Anche la seconda stagione prevede l’alternanza, dietro la macchina da presa, di diversi registi. In totale sono 7: oltre a Favreau, Filoni e l’attore Carl Weathers, troviamo Dallas Bryce Howard e Rick Fumuyiwa (il loro è un ritorno, dato che entrambi avevano già collaborato alla passata stagione), Robert Rodriguez e Peyton Reed. Pur essendo notevole nella sua interezza, la nuova stagione di The Mandalorian presenta almeno quattro episodi che si distinguono dagli altri e che possono essere annoverati tra i vertici dell’intera serie: il primo, Lo sceriffo, che assume le fattezze di un vero e proprio kolossal; il quinto, La Jedi, dove viene presentato (per la prima volta in live action) il personaggio di Ahsoka Tano e si apprendono importanti notizie sul conto del Bambino; ed infine il sesto e ottavo, La tragedia e Il salvataggio, che concludono in modo esaltante la stagione.
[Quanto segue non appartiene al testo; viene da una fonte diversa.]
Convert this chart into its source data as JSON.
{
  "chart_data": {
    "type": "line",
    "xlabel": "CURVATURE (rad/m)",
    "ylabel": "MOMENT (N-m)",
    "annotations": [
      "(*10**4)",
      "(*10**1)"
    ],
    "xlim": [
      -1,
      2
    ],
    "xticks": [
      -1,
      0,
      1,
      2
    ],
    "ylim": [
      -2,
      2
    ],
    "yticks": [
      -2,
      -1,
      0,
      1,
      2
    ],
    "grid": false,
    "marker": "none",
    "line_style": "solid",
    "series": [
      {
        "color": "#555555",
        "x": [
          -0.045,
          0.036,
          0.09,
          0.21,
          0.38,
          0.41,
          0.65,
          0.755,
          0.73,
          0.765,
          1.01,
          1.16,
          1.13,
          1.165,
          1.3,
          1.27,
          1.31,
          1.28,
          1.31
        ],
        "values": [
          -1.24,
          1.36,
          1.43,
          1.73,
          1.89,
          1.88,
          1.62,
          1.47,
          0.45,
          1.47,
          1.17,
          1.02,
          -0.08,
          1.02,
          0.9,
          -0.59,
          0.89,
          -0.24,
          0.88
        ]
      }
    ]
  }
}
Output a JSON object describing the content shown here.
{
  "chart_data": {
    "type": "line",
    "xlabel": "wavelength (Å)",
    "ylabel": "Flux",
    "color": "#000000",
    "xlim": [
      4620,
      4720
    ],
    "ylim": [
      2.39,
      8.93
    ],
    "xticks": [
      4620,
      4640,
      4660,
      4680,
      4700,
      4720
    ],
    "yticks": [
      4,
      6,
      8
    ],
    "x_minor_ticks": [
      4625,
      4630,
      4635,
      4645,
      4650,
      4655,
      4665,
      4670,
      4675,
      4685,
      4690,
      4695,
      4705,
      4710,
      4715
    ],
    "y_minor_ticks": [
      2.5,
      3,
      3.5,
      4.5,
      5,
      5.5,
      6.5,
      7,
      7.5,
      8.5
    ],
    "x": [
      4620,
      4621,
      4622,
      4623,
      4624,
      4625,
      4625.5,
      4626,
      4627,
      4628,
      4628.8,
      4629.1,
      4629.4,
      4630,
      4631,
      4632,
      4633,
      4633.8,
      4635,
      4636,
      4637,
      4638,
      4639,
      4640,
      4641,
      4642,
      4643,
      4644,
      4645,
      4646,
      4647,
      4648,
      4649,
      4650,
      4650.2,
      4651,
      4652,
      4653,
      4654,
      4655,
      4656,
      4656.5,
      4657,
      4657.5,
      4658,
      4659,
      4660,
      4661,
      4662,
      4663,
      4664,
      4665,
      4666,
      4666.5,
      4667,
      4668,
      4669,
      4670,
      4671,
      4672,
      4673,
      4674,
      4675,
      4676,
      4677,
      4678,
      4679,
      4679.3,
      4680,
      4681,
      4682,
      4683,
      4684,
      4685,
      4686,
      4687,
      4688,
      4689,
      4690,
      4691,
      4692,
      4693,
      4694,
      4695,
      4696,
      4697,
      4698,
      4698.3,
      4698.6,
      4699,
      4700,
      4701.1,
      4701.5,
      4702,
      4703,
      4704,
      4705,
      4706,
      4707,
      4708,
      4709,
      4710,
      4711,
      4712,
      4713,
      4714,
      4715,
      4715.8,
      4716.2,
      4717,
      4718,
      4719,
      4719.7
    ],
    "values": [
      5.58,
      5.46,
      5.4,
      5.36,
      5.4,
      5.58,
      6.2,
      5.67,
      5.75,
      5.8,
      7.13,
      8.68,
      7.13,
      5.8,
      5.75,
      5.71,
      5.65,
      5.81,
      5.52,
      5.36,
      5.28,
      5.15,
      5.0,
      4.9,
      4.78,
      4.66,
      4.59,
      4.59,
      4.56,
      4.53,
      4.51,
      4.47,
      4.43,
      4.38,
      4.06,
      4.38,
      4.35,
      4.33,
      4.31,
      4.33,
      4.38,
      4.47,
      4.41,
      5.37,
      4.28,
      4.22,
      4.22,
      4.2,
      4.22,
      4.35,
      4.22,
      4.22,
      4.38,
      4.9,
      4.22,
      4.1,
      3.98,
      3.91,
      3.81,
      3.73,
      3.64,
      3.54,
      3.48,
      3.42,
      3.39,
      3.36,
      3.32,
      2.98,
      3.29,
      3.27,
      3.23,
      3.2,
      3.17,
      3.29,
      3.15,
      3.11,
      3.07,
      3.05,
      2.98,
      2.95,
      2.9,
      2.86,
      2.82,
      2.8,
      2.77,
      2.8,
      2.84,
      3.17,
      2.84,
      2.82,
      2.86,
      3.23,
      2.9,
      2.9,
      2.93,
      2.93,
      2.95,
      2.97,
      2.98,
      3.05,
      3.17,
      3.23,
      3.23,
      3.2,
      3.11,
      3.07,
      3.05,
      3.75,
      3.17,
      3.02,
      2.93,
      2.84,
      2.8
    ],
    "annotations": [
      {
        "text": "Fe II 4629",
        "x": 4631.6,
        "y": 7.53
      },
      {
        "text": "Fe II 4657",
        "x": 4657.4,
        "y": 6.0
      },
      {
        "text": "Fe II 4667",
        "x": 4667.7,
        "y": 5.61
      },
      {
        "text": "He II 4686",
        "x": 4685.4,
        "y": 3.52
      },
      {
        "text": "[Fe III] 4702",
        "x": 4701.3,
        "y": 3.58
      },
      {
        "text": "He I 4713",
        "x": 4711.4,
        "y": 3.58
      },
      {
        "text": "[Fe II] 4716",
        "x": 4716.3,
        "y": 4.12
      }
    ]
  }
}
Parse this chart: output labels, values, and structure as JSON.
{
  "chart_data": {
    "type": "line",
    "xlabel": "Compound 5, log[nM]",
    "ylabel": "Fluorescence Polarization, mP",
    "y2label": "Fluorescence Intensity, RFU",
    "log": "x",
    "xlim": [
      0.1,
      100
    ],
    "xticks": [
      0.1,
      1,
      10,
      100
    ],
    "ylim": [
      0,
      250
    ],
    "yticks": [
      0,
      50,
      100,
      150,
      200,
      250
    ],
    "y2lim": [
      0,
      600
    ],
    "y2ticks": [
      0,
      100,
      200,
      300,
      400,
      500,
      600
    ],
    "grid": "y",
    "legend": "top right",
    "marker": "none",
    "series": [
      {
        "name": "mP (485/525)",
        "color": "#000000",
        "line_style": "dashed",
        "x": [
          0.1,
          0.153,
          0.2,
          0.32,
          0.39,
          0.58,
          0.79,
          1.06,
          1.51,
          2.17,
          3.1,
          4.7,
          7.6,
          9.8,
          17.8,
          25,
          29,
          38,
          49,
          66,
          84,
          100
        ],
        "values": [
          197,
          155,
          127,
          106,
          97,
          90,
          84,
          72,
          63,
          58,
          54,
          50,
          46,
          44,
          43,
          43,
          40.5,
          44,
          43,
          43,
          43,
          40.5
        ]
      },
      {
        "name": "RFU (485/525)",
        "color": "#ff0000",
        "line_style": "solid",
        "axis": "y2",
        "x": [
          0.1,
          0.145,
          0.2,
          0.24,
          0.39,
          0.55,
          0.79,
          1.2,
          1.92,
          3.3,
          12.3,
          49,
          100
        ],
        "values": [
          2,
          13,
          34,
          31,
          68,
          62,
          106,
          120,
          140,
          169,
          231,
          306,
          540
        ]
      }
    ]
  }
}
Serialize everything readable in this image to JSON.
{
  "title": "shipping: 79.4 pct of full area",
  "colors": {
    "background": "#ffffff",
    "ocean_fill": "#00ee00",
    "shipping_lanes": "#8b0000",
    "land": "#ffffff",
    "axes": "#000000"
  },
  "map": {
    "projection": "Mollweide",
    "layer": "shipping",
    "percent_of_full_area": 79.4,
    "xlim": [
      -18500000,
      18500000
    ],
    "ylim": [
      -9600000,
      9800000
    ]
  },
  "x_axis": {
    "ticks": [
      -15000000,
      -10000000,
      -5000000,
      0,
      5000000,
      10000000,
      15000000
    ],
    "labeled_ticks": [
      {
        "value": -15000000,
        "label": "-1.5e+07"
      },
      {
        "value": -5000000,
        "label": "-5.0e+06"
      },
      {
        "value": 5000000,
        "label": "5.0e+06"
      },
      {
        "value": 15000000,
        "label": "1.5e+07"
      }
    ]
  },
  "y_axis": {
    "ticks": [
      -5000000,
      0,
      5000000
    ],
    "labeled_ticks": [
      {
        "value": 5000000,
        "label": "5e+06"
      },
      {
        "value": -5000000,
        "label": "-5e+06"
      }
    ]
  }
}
Nessuno probabilmente all’epoca del suo annuncio, avrebbe scommesso un centesimo su The Mandalorian. Eppure, a conti fatti, la serie di Favreau e Filoni si presenta – ad oggi – come il risultato qualitativamente migliore post prima trilogia di Lucas. Ad avere giovato all’operazione è stata sicuramente la scelta di discostarsi – per quanto possibile, naturalmente – dalla narrazione principale, evitando quindi di confrontarsi in maniera diretta con la “Storia” di Star Wars, e dislocando l’attenzione su elementi narrativi marginali, forse anche poco conosciuti, ma più facilmente spendibili e gestibili. Il risultato finale è davanti agli occhi di tutti: difficile trovare una serie che ha avuto negli ultimi tempi un maggiore impatto mediatico. Ci ha fatto un po’ tornare bambini, The Mandalorian. Ci ha fatto divertire, emozionare, commuovere e pure sognare. E siamo sicuri che quando finirete di vedere l’ultimo episodio di questa stagione, la vostra prima reazione verbale sarà identica alla nostra: «Mando, torna presto!» E magari aggiungerete pure: «This is the way».